Patrick Boucher, président de la firme spécialisée en sécurité informatique Gardien Virtuel, croit que les conclusions du rapport sont «dévastatrices». «L'étude ne portait pas sur la classification de l'information ni sur la protection des documents. Ils ont uniquement regardé les contrôles en place... et déjà, à cette étape, on constate qu'ils ne les respectent même pas!»

Benoît Dupont, titulaire de la Chaire de recherche du Canada en sécurité et technologie à l'Université de Montréal, apporte toutefois une nuance.

«Quelles informations ont-ils? Vos nom, adresse et date de naissance... La mauvaise nouvelle, c'est que tous les jours, des dizaines d'organisations canadiennes et privées perdent ce genre d'informations. Élections Canada n'est pas pire ou mieux qu'une autre», affirme-t-il.

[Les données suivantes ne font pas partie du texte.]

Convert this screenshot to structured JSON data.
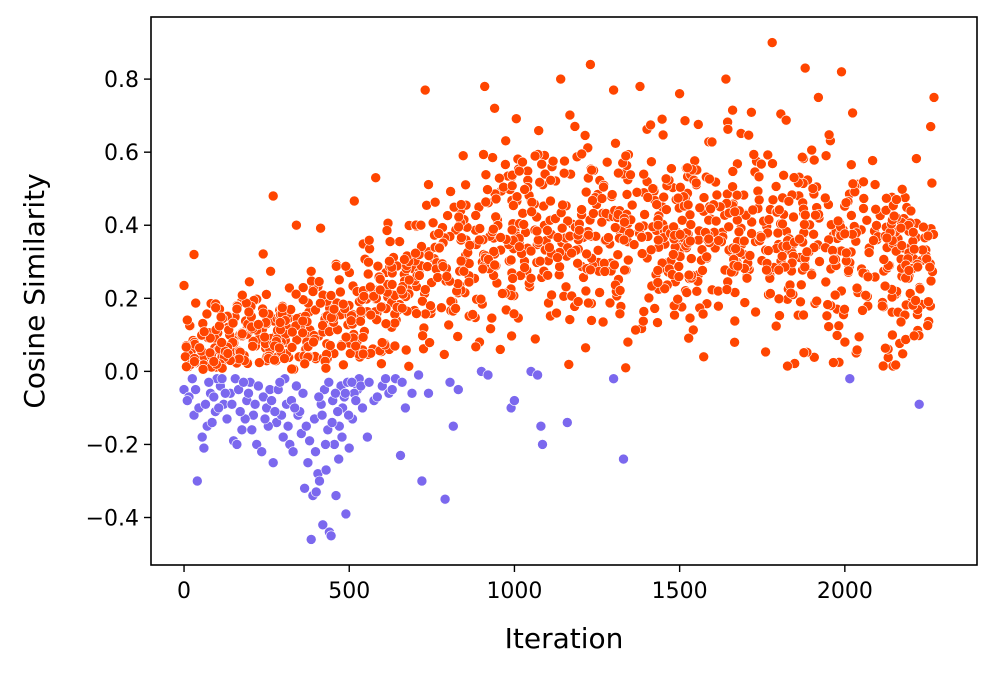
{
  "chart_data": {
    "type": "scatter",
    "title": "",
    "xlabel": "Iteration",
    "ylabel": "Cosine Similarity",
    "xlim": [
      -100,
      2400
    ],
    "ylim": [
      -0.53,
      0.97
    ],
    "xticks": [
      0,
      500,
      1000,
      1500,
      2000
    ],
    "xtick_labels": [
      "0",
      "500",
      "1000",
      "1500",
      "2000"
    ],
    "yticks": [
      -0.4,
      -0.2,
      0.0,
      0.2,
      0.4,
      0.6,
      0.8
    ],
    "ytick_labels": [
      "−0.4",
      "−0.2",
      "0.0",
      "0.2",
      "0.4",
      "0.6",
      "0.8"
    ],
    "grid": false,
    "legend": "none",
    "colors": {
      "positive": "#ff4500",
      "negative": "#7b68ee",
      "marker_edge": "#ffffff"
    },
    "series": [
      {
        "values_type": "negative-similarity points (sample of visible cloud)",
        "color": "#7b68ee",
        "points": [
          [
            0,
            -0.05
          ],
          [
            15,
            -0.07
          ],
          [
            30,
            -0.12
          ],
          [
            40,
            -0.3
          ],
          [
            55,
            -0.18
          ],
          [
            60,
            -0.21
          ],
          [
            70,
            -0.15
          ],
          [
            80,
            -0.06
          ],
          [
            95,
            -0.11
          ],
          [
            110,
            -0.04
          ],
          [
            120,
            -0.09
          ],
          [
            130,
            -0.13
          ],
          [
            150,
            -0.19
          ],
          [
            160,
            -0.2
          ],
          [
            175,
            -0.16
          ],
          [
            190,
            -0.08
          ],
          [
            200,
            -0.03
          ],
          [
            210,
            -0.12
          ],
          [
            220,
            -0.2
          ],
          [
            235,
            -0.22
          ],
          [
            250,
            -0.1
          ],
          [
            260,
            -0.05
          ],
          [
            270,
            -0.25
          ],
          [
            280,
            -0.14
          ],
          [
            300,
            -0.18
          ],
          [
            310,
            -0.09
          ],
          [
            320,
            -0.2
          ],
          [
            330,
            -0.22
          ],
          [
            345,
            -0.12
          ],
          [
            355,
            -0.17
          ],
          [
            365,
            -0.32
          ],
          [
            375,
            -0.25
          ],
          [
            385,
            -0.46
          ],
          [
            390,
            -0.34
          ],
          [
            400,
            -0.33
          ],
          [
            405,
            -0.28
          ],
          [
            410,
            -0.3
          ],
          [
            420,
            -0.42
          ],
          [
            430,
            -0.27
          ],
          [
            440,
            -0.44
          ],
          [
            445,
            -0.45
          ],
          [
            455,
            -0.2
          ],
          [
            460,
            -0.34
          ],
          [
            470,
            -0.15
          ],
          [
            480,
            -0.1
          ],
          [
            490,
            -0.39
          ],
          [
            500,
            -0.21
          ],
          [
            510,
            -0.13
          ],
          [
            525,
            -0.05
          ],
          [
            540,
            -0.1
          ],
          [
            555,
            -0.18
          ],
          [
            575,
            -0.08
          ],
          [
            600,
            -0.04
          ],
          [
            620,
            -0.06
          ],
          [
            640,
            -0.02
          ],
          [
            655,
            -0.23
          ],
          [
            670,
            -0.1
          ],
          [
            690,
            -0.06
          ],
          [
            710,
            -0.01
          ],
          [
            720,
            -0.3
          ],
          [
            740,
            -0.06
          ],
          [
            790,
            -0.35
          ],
          [
            805,
            -0.03
          ],
          [
            815,
            -0.15
          ],
          [
            830,
            -0.05
          ],
          [
            900,
            0.0
          ],
          [
            920,
            -0.01
          ],
          [
            990,
            -0.1
          ],
          [
            1000,
            -0.08
          ],
          [
            1050,
            0.0
          ],
          [
            1070,
            -0.01
          ],
          [
            1080,
            -0.15
          ],
          [
            1085,
            -0.2
          ],
          [
            1160,
            -0.14
          ],
          [
            1300,
            -0.02
          ],
          [
            1330,
            -0.24
          ],
          [
            2015,
            -0.02
          ],
          [
            2225,
            -0.09
          ],
          [
            25,
            -0.02
          ],
          [
            45,
            -0.1
          ],
          [
            85,
            -0.14
          ],
          [
            100,
            -0.02
          ],
          [
            140,
            -0.06
          ],
          [
            165,
            -0.05
          ],
          [
            185,
            -0.13
          ],
          [
            205,
            -0.16
          ],
          [
            240,
            -0.07
          ],
          [
            255,
            -0.15
          ],
          [
            285,
            -0.05
          ],
          [
            295,
            -0.12
          ],
          [
            305,
            -0.02
          ],
          [
            325,
            -0.08
          ],
          [
            340,
            -0.04
          ],
          [
            350,
            -0.11
          ],
          [
            360,
            -0.06
          ],
          [
            370,
            -0.15
          ],
          [
            380,
            -0.19
          ],
          [
            395,
            -0.13
          ],
          [
            415,
            -0.09
          ],
          [
            425,
            -0.05
          ],
          [
            435,
            -0.16
          ],
          [
            450,
            -0.08
          ],
          [
            465,
            -0.11
          ],
          [
            475,
            -0.04
          ],
          [
            485,
            -0.07
          ],
          [
            495,
            -0.03
          ],
          [
            515,
            -0.06
          ],
          [
            530,
            -0.02
          ],
          [
            10,
            -0.08
          ],
          [
            35,
            -0.05
          ],
          [
            65,
            -0.09
          ],
          [
            75,
            -0.03
          ],
          [
            90,
            -0.07
          ],
          [
            105,
            -0.1
          ],
          [
            115,
            -0.02
          ],
          [
            125,
            -0.06
          ],
          [
            145,
            -0.09
          ],
          [
            155,
            -0.02
          ],
          [
            170,
            -0.11
          ],
          [
            180,
            -0.03
          ],
          [
            195,
            -0.06
          ],
          [
            215,
            -0.09
          ],
          [
            225,
            -0.04
          ],
          [
            245,
            -0.13
          ],
          [
            265,
            -0.08
          ],
          [
            275,
            -0.11
          ],
          [
            290,
            -0.03
          ],
          [
            315,
            -0.15
          ],
          [
            335,
            -0.1
          ],
          [
            398,
            -0.22
          ],
          [
            408,
            -0.07
          ],
          [
            418,
            -0.12
          ],
          [
            428,
            -0.2
          ],
          [
            438,
            -0.03
          ],
          [
            448,
            -0.14
          ],
          [
            458,
            -0.06
          ],
          [
            468,
            -0.24
          ],
          [
            478,
            -0.18
          ],
          [
            488,
            -0.06
          ],
          [
            498,
            -0.12
          ],
          [
            508,
            -0.03
          ],
          [
            520,
            -0.08
          ],
          [
            535,
            -0.04
          ],
          [
            560,
            -0.03
          ],
          [
            585,
            -0.07
          ],
          [
            610,
            -0.02
          ],
          [
            630,
            -0.05
          ],
          [
            660,
            -0.03
          ]
        ]
      },
      {
        "values_type": "positive-similarity points (generated from visible trend)",
        "color": "#ff4500",
        "trend": [
          [
            0,
            0.07
          ],
          [
            200,
            0.09
          ],
          [
            400,
            0.11
          ],
          [
            600,
            0.17
          ],
          [
            800,
            0.28
          ],
          [
            1000,
            0.36
          ],
          [
            1200,
            0.38
          ],
          [
            1400,
            0.38
          ],
          [
            1600,
            0.38
          ],
          [
            1800,
            0.36
          ],
          [
            2000,
            0.32
          ],
          [
            2270,
            0.3
          ]
        ],
        "count": 1400,
        "outliers": [
          [
            0,
            0.235
          ],
          [
            30,
            0.32
          ],
          [
            270,
            0.48
          ],
          [
            340,
            0.4
          ],
          [
            580,
            0.53
          ],
          [
            730,
            0.77
          ],
          [
            910,
            0.78
          ],
          [
            940,
            0.72
          ],
          [
            1140,
            0.8
          ],
          [
            1230,
            0.84
          ],
          [
            1300,
            0.77
          ],
          [
            1380,
            0.78
          ],
          [
            1500,
            0.76
          ],
          [
            1640,
            0.8
          ],
          [
            1780,
            0.9
          ],
          [
            1880,
            0.83
          ],
          [
            1990,
            0.82
          ],
          [
            2270,
            0.75
          ],
          [
            2260,
            0.67
          ],
          [
            1920,
            0.75
          ]
        ]
      }
    ]
  }
}
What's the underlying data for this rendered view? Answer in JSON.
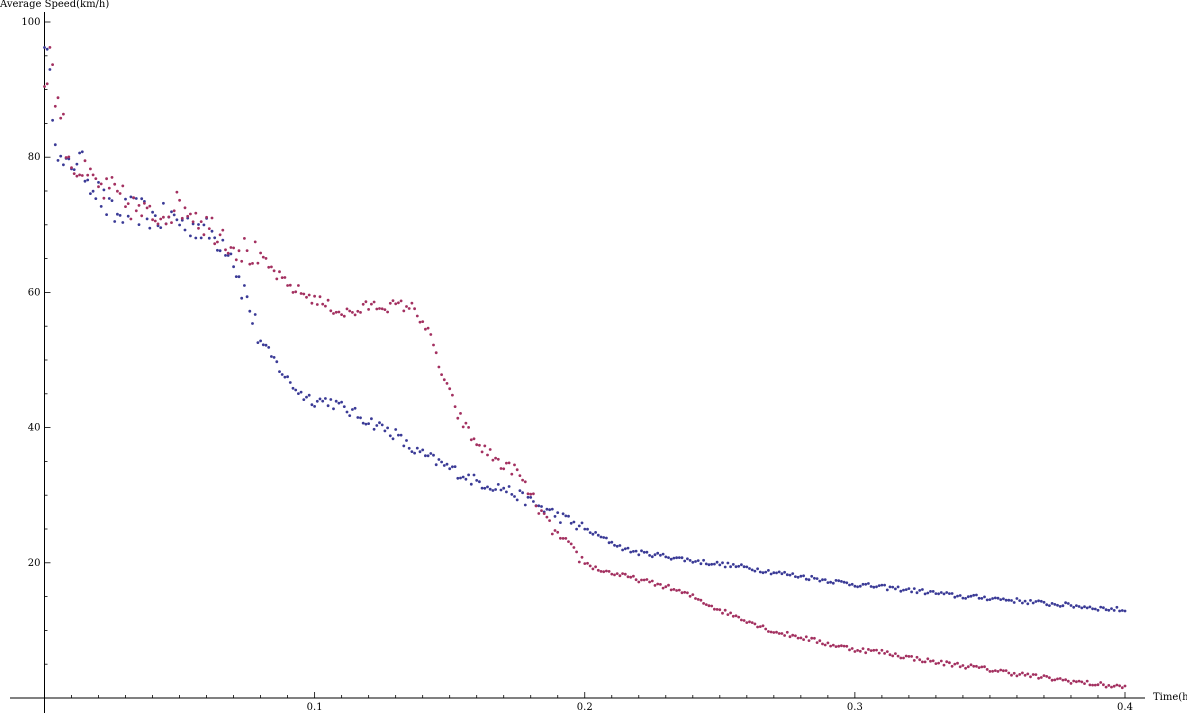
{
  "chart_data": {
    "type": "scatter",
    "title": "",
    "xlabel": "Time(h)",
    "ylabel": "Average Speed(km/h)",
    "xlim": [
      0,
      0.4
    ],
    "ylim": [
      0,
      100
    ],
    "x_ticks": [
      "0.1",
      "0.2",
      "0.3",
      "0.4"
    ],
    "y_ticks": [
      "20",
      "40",
      "60",
      "80",
      "100"
    ],
    "grid": false,
    "legend": "none",
    "series": [
      {
        "color": "#3a3a96",
        "x": [
          0.0,
          0.002,
          0.004,
          0.006,
          0.008,
          0.01,
          0.012,
          0.015,
          0.018,
          0.021,
          0.024,
          0.027,
          0.03,
          0.033,
          0.036,
          0.04,
          0.044,
          0.048,
          0.052,
          0.056,
          0.06,
          0.064,
          0.068,
          0.07,
          0.072,
          0.075,
          0.078,
          0.081,
          0.085,
          0.09,
          0.095,
          0.1,
          0.105,
          0.11,
          0.115,
          0.12,
          0.125,
          0.13,
          0.135,
          0.14,
          0.145,
          0.15,
          0.155,
          0.16,
          0.165,
          0.17,
          0.175,
          0.18,
          0.185,
          0.19,
          0.195,
          0.2,
          0.205,
          0.21,
          0.215,
          0.22,
          0.23,
          0.24,
          0.25,
          0.26,
          0.27,
          0.28,
          0.29,
          0.3,
          0.31,
          0.32,
          0.33,
          0.34,
          0.35,
          0.36,
          0.37,
          0.38,
          0.39,
          0.4
        ],
        "y": [
          98,
          91,
          84,
          79,
          78,
          79,
          80,
          78,
          76,
          74,
          72,
          71,
          72,
          72,
          72,
          71,
          71,
          71,
          70,
          70,
          69,
          68,
          67,
          65,
          62,
          59,
          55,
          52,
          50,
          47,
          45,
          44,
          44,
          43,
          42,
          41,
          40,
          39,
          37,
          36,
          35,
          34,
          33,
          32,
          31.5,
          31,
          30,
          29,
          28,
          27,
          26,
          25,
          24,
          23,
          22,
          21.5,
          21,
          20.3,
          19.8,
          19.3,
          18.6,
          18,
          17.4,
          16.8,
          16.4,
          16,
          15.5,
          15,
          14.8,
          14.4,
          14,
          13.7,
          13.3,
          13
        ],
        "x_range": [
          0.0,
          0.4
        ]
      },
      {
        "color": "#a33060",
        "x": [
          0.0,
          0.002,
          0.004,
          0.006,
          0.008,
          0.01,
          0.013,
          0.016,
          0.019,
          0.022,
          0.025,
          0.028,
          0.031,
          0.035,
          0.04,
          0.045,
          0.05,
          0.055,
          0.06,
          0.065,
          0.07,
          0.075,
          0.08,
          0.085,
          0.09,
          0.095,
          0.1,
          0.105,
          0.11,
          0.115,
          0.12,
          0.125,
          0.13,
          0.135,
          0.138,
          0.141,
          0.144,
          0.147,
          0.15,
          0.153,
          0.156,
          0.159,
          0.162,
          0.165,
          0.168,
          0.171,
          0.174,
          0.177,
          0.18,
          0.183,
          0.186,
          0.19,
          0.195,
          0.2,
          0.205,
          0.21,
          0.22,
          0.23,
          0.24,
          0.25,
          0.26,
          0.27,
          0.28,
          0.29,
          0.3,
          0.31,
          0.32,
          0.33,
          0.34,
          0.35,
          0.36,
          0.37,
          0.38,
          0.39,
          0.4
        ],
        "y": [
          90,
          96,
          89,
          87,
          82,
          79,
          78,
          77,
          76,
          75,
          75,
          74,
          73,
          72,
          71,
          72,
          73,
          72,
          70,
          69,
          67,
          66,
          65,
          63,
          61,
          60,
          59,
          58,
          57,
          57,
          58,
          58,
          58,
          58,
          57,
          55,
          52,
          48,
          45,
          42,
          40,
          38,
          37,
          36,
          35,
          34,
          34,
          32,
          30,
          28,
          26,
          24,
          22,
          20,
          19,
          18.5,
          17.5,
          16.5,
          15,
          13,
          11.5,
          9.8,
          9,
          8,
          7.2,
          6.8,
          6,
          5.3,
          4.8,
          4.2,
          3.6,
          3,
          2.5,
          2,
          1.6
        ],
        "x_range": [
          0.0,
          0.4
        ]
      }
    ]
  }
}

La moindre lacune demeure cependant préoccupante, selon M. Boucher, en raison de la confiance que doit inspirer Élections Canada. Le rapport fait d'ailleurs écho à cet aspect en soulignant que le déroulement sécuritaire des scrutins est fondamental au sein de notre système démocratique.

«La confidentialité, l'intégrité et l'accessibilité des renseignements électoraux de nature délicate ne doivent pas être compromises ni remises en question», peut-on lire.